Porém, as negociações por primárias conjunta da oposição, ou ao menos de parte da esquerda, estão travadas e são improváveis de ocorrer em esfera nacional. As forças políticas estão fechando suas listas de candidaturas a governos e prefeituras e negociando um pacto de intervenção conjunta no plebiscito.

Em julho passado, a oposição conseguiu aprovar que as pessoas pudessem retirar 10% do seu fundo de aposentadoria por conta da crise financeira que acompanha a pandemia, incluindo votos dissidentes da base governista. Uma derrota inédita e simbólica do poderoso sistema de previdência privada imposto por Pinochet.

Os protestos seguem, apesar da crise social e sanitária. O clima é de e esperança pela possibilidade que transição de um Estado subsidiário a um Estado solidário, transformando o berço do neoliberalismo em seu túmulo, florescendo um novo Chile. Para isso, partidos de esquerda e movimentos sociais têm que encontrar a unidade.
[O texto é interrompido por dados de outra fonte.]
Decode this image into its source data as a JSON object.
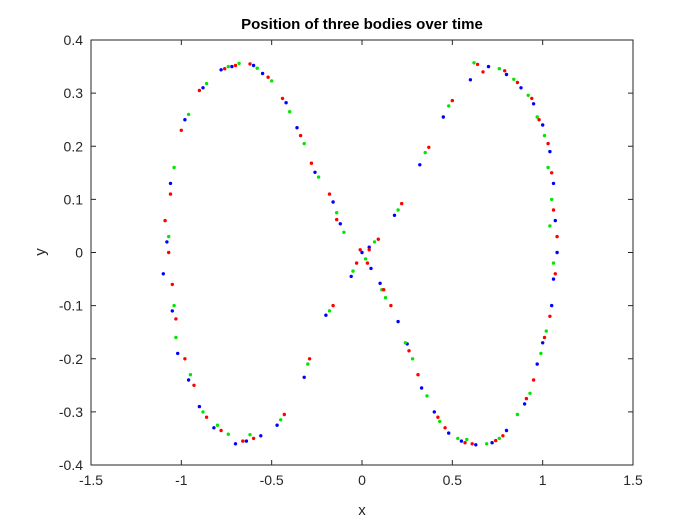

Esse novo Chile passa não só pelo plebiscito e eleições locais. Antes do plebiscito de saída da nova constituição, em 2022, onde a cidadania deve aprovar ou rechaçar o novo texto constitucional escrito pelo órgão constituinte eleito, haverá eleições presidenciais em meio a crises que não podem esperar por uma nova constituição.